VRAMfit guide · updated 2026-06-27

MoE models: why a 120B model can feel like a 5B

In short: a mixture-of-experts (MoE) model activates only a few "experts" per token, so it runs with the COMPUTE of a small model - but every expert must sit in memory, so it needs the VRAM of its full size. A 120B MoE with 5B active parameters decodes about as fast as a 5B model, yet still needs 120B-class memory.

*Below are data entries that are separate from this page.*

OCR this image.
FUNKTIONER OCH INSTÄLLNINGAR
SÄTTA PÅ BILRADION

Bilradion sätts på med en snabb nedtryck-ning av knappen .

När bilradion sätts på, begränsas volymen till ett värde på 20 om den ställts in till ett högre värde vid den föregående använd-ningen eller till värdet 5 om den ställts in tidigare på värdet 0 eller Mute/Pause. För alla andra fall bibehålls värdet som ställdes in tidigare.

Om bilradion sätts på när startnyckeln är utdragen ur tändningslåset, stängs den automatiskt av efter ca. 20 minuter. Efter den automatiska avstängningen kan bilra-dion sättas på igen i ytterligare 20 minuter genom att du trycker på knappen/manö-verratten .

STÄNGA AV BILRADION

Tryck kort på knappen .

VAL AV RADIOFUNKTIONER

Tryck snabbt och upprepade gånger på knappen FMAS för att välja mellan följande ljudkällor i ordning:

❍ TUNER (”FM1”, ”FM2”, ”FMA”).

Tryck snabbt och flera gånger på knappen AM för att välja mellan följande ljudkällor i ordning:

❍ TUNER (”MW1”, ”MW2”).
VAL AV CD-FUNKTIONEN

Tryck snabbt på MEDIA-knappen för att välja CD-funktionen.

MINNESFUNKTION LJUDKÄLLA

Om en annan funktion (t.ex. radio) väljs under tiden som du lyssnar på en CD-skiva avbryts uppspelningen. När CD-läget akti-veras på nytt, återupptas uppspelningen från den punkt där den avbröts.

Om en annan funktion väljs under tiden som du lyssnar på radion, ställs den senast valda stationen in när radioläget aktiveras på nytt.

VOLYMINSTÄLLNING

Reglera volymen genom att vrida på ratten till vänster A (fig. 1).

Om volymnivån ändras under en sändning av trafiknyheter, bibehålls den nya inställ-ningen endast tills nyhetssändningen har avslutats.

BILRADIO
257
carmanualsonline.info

Active vs total parameters

Dense models use every parameter for every token. MoE models route each token through a small subset of expert networks: the total count sets the memory bill, the active count sets the per-token compute. That split is why MoE models top the quality-per-speed charts - and why their VRAM needs surprise people.

MoE models in the catalog

VRAM computed at Q4_K_M / 8,192 context:

ModelTotal paramsActive per tokenVRAM needed
mixtral:8x7b46.7B12.9B28 GB

The practical upside

If you have the memory (large unified-memory Macs, 48-96 GB cards, or multi-GPU rigs), MoE models give frontier-class answers at small-model speeds. The fit board marks MoE models and counts all experts in its math.

Frequently asked questions

Does an MoE model run faster than a dense model of the same size?

Much faster per token: only the active experts compute, so speed tracks the active parameter count while quality tracks the total.

Can I load only the active experts to save VRAM?

No - which experts fire changes token by token, so all of them must be resident. Some runtimes offload cold experts to RAM at a heavy speed cost.